I want to build a semidirect product $\mathbb{F}_q \rtimes \mathbb{F}_q'$. Every semidirect product is determined by the choise of homomoprhism $\mathbb{F}_q' \rightarrow Aut(\mathbb{F}_q)$. Such homomorphism is determined by its value on a generator of $\mathbb{F}_q'$.
We know that $\mathbb{F}_q \simeq \mathbb{Z}_{p}^d$, where $q = p^d$. Note that $Aut(\mathbb{Z}_{p}^d) \simeq GL_d(\mathbb{Z}_{p})$. Every image of a generator of $\mathbb{F}_q'$ has order, dividing $q-1$.
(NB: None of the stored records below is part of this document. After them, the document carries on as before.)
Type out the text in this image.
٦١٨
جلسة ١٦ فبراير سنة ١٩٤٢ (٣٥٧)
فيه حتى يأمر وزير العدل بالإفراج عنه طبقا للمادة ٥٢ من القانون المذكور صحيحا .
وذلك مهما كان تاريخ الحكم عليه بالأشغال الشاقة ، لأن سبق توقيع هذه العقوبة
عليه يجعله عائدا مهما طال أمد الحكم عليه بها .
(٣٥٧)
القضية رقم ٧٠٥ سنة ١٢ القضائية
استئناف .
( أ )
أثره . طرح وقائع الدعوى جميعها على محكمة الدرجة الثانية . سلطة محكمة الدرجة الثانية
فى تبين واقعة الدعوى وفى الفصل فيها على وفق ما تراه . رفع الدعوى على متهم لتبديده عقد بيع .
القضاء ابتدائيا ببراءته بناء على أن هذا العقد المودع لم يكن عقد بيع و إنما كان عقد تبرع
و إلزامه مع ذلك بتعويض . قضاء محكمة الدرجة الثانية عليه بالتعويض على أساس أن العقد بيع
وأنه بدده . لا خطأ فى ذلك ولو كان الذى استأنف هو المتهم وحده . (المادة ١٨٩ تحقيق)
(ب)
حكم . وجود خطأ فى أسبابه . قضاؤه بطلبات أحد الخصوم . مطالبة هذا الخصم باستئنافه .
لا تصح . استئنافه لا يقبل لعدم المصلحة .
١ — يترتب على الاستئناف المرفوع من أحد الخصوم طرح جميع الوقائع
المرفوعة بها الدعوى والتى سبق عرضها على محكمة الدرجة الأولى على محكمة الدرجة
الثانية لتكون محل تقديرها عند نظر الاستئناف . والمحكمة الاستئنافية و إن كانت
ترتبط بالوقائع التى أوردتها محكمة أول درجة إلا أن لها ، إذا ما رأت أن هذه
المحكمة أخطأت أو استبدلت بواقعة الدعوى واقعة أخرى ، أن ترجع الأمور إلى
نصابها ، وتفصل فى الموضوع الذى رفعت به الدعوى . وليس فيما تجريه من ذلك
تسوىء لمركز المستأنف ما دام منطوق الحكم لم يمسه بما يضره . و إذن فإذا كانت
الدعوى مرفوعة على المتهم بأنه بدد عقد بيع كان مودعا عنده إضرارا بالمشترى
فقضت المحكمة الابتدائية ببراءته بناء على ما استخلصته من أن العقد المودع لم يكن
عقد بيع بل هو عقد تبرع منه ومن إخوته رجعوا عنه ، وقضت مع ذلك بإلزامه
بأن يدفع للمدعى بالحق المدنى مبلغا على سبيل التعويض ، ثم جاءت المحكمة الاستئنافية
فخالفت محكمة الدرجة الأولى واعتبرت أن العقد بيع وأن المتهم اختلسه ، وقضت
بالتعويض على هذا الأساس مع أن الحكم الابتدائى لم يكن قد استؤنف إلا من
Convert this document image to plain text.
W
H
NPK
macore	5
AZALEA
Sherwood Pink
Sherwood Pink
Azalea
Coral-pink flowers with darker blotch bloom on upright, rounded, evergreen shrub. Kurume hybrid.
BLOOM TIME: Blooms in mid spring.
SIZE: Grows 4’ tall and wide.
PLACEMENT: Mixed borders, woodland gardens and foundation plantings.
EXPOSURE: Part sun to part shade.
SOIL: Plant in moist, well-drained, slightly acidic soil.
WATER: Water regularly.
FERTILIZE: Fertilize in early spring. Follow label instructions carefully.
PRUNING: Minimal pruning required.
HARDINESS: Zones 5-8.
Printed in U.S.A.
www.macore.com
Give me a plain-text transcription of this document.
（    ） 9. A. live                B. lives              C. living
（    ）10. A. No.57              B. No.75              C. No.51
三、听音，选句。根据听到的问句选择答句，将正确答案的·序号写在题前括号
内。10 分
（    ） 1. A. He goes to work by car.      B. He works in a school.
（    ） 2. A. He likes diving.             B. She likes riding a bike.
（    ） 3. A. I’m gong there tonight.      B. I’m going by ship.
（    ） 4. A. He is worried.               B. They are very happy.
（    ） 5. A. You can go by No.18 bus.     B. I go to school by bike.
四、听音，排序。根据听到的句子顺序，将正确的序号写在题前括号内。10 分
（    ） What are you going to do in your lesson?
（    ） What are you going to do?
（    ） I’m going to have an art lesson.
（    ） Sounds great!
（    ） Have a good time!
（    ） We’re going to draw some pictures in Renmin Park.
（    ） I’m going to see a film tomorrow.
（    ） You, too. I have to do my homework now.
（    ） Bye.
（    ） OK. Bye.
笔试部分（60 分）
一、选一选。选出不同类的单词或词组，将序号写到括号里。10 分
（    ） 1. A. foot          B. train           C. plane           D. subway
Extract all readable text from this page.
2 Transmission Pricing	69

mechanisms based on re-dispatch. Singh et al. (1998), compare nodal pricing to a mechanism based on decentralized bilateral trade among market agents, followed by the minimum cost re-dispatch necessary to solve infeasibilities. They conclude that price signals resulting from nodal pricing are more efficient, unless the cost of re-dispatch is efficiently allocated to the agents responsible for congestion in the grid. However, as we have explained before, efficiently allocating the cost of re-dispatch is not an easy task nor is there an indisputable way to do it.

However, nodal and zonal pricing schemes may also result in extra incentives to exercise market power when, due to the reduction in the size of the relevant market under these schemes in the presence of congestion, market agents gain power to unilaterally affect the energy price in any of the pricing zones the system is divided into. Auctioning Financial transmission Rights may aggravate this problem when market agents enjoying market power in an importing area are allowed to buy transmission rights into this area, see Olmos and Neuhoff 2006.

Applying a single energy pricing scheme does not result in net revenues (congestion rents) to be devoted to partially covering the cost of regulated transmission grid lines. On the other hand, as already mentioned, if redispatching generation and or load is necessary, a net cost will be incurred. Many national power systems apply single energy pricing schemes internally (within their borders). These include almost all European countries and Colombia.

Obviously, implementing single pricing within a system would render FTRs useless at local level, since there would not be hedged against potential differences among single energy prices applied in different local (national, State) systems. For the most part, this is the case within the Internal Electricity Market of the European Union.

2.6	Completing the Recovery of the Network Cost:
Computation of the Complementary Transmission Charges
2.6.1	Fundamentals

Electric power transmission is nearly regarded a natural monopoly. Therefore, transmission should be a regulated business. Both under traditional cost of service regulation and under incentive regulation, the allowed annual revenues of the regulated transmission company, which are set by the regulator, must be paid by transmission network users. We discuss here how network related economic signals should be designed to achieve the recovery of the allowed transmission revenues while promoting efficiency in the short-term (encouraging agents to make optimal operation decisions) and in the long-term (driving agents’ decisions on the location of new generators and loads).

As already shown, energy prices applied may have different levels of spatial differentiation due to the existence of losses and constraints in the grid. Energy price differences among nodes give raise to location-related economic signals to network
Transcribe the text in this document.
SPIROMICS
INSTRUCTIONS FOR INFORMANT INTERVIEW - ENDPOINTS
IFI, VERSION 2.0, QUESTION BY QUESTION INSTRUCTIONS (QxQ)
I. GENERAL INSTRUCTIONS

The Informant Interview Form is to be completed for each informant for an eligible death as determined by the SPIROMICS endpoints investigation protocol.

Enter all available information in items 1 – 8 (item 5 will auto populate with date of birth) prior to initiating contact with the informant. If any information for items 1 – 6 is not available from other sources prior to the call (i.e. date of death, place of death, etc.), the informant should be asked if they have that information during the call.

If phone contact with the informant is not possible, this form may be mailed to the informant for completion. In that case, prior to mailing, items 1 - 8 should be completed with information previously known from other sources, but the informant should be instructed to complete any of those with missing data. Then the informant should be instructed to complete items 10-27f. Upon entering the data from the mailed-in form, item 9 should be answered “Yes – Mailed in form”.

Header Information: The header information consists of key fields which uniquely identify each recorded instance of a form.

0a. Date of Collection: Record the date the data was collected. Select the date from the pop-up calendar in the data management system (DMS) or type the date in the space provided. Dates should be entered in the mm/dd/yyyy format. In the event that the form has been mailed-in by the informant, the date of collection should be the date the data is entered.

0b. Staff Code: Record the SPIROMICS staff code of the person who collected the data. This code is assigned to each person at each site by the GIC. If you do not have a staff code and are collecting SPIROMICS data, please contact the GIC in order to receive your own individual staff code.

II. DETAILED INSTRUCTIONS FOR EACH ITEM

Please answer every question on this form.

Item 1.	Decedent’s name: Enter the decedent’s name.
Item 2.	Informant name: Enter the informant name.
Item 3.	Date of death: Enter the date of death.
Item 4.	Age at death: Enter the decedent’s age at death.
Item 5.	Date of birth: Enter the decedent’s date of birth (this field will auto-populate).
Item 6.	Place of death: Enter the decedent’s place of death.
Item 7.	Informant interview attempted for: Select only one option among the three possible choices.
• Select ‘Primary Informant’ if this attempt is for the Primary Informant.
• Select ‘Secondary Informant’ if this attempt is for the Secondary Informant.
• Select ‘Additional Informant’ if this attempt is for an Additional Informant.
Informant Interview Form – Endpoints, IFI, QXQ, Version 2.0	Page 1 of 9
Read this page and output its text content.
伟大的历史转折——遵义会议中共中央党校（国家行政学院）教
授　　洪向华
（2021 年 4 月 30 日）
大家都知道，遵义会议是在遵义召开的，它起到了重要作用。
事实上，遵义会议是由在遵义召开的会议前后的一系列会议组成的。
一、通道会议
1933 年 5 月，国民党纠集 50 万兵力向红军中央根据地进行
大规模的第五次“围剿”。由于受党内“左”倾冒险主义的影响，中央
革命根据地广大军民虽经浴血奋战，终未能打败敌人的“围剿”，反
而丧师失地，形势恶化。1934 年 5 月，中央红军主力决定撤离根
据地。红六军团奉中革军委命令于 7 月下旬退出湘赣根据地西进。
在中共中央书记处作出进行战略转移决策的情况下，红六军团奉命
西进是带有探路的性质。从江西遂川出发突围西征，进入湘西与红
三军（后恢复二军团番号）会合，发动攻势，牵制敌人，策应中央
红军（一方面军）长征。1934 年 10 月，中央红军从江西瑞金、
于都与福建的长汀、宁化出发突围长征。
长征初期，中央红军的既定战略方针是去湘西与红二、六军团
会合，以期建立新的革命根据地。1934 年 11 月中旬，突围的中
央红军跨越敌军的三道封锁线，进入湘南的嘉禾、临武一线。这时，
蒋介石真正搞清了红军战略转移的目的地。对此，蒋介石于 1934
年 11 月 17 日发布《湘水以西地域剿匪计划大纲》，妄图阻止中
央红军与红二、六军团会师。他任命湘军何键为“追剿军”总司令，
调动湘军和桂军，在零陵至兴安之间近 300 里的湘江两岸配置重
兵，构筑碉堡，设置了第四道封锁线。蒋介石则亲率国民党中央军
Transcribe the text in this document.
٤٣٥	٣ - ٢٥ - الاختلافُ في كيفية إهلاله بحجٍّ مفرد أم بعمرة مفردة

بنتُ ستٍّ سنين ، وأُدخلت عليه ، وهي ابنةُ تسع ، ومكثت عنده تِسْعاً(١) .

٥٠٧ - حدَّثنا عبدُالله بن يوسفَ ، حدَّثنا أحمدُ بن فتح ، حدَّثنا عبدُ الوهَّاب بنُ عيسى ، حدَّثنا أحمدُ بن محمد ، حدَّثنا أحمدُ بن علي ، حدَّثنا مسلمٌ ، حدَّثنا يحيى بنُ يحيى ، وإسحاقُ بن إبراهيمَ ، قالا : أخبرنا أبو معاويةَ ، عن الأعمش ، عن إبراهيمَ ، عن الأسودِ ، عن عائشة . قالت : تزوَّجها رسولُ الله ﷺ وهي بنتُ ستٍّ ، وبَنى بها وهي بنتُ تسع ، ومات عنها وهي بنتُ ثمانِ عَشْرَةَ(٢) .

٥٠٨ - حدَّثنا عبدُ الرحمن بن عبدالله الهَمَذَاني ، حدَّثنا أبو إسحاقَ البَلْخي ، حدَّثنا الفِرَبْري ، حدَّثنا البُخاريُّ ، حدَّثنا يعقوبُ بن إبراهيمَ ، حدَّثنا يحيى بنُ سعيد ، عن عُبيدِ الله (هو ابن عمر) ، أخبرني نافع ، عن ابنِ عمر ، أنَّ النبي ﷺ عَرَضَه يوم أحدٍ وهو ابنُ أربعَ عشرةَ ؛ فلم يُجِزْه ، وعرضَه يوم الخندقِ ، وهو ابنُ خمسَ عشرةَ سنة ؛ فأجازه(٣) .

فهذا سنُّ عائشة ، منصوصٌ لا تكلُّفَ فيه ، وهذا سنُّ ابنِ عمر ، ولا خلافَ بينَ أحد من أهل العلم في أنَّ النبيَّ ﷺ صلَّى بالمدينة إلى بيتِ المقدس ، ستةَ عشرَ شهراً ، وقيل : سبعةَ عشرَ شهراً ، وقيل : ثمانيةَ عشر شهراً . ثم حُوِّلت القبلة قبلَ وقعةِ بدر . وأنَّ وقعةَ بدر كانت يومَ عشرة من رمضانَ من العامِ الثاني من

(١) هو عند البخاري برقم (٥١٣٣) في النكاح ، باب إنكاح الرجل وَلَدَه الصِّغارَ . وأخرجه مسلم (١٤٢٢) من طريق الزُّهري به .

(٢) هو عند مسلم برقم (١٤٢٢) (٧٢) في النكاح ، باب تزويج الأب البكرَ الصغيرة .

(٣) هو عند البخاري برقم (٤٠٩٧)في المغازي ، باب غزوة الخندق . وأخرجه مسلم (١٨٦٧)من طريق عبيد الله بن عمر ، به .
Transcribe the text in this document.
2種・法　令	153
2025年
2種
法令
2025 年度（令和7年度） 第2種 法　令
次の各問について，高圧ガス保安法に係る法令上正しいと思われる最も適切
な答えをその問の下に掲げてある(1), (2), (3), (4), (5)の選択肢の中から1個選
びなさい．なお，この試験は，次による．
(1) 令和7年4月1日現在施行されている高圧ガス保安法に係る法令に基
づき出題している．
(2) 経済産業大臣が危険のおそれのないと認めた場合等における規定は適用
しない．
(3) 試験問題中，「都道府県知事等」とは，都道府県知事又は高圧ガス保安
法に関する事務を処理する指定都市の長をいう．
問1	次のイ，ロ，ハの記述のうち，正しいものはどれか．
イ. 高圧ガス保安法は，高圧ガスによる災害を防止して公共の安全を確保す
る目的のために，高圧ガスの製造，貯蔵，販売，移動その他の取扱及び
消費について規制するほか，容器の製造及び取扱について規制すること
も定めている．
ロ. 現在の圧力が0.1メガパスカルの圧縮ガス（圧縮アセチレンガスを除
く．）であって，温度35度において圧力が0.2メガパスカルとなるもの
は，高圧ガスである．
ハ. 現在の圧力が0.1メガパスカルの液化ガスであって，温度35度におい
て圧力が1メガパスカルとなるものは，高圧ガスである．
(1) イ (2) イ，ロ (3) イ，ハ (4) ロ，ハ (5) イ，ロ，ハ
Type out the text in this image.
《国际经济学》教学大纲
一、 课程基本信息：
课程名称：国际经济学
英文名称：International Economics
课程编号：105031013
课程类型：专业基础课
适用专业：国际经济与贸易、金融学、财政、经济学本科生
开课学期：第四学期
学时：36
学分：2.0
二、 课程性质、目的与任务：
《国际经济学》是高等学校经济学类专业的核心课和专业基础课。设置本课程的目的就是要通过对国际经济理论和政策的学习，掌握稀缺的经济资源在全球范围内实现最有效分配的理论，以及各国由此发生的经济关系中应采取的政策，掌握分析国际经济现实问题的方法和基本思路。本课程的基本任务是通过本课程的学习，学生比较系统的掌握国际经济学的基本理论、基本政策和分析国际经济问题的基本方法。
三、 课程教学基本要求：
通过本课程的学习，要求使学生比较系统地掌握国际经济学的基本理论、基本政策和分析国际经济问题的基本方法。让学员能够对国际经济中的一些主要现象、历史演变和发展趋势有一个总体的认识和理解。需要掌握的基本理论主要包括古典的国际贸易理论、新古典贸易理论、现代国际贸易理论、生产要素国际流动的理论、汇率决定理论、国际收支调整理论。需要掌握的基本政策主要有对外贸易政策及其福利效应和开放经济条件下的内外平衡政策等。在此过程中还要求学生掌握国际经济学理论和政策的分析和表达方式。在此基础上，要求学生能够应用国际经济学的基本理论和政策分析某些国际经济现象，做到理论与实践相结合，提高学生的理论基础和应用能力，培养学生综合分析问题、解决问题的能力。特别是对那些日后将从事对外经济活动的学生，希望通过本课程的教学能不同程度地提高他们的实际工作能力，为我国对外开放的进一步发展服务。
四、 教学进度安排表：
Thus a homomorphism $\mathbb{F}_q' \rightarrow Aut(\mathbb{F}_q)$ is determined by a choice of a matrix $A \in GL_d(\mathbb{Z}_{p})$ such that $A^{q-1} = E$. But I don't know how to get an explicit function law of such homomorphism.
This is, in a special case, the finite affine group ${\rm Aff}(q)$, which has "function law" matrix multiplication, see here for the general case. So we have the group $$ {\rm Aff}(q)=\{\begin{pmatrix} x & y \cr 0 & 1 \end{pmatrix}\mid x\in \mathbb{F}_q^{\times}, y\in \mathbb{F}_q\}, $$ of order $q(q-1)$, where the homomorphism is given by $\gamma\colon \mathbb{F}_q^{\times} \rightarrow Aut(\mathbb{F}_q)$, $\gamma_s(v)=sv$.
Edit: In general there will be other possibilities, but we still can represent the semidirect product as affine transformations.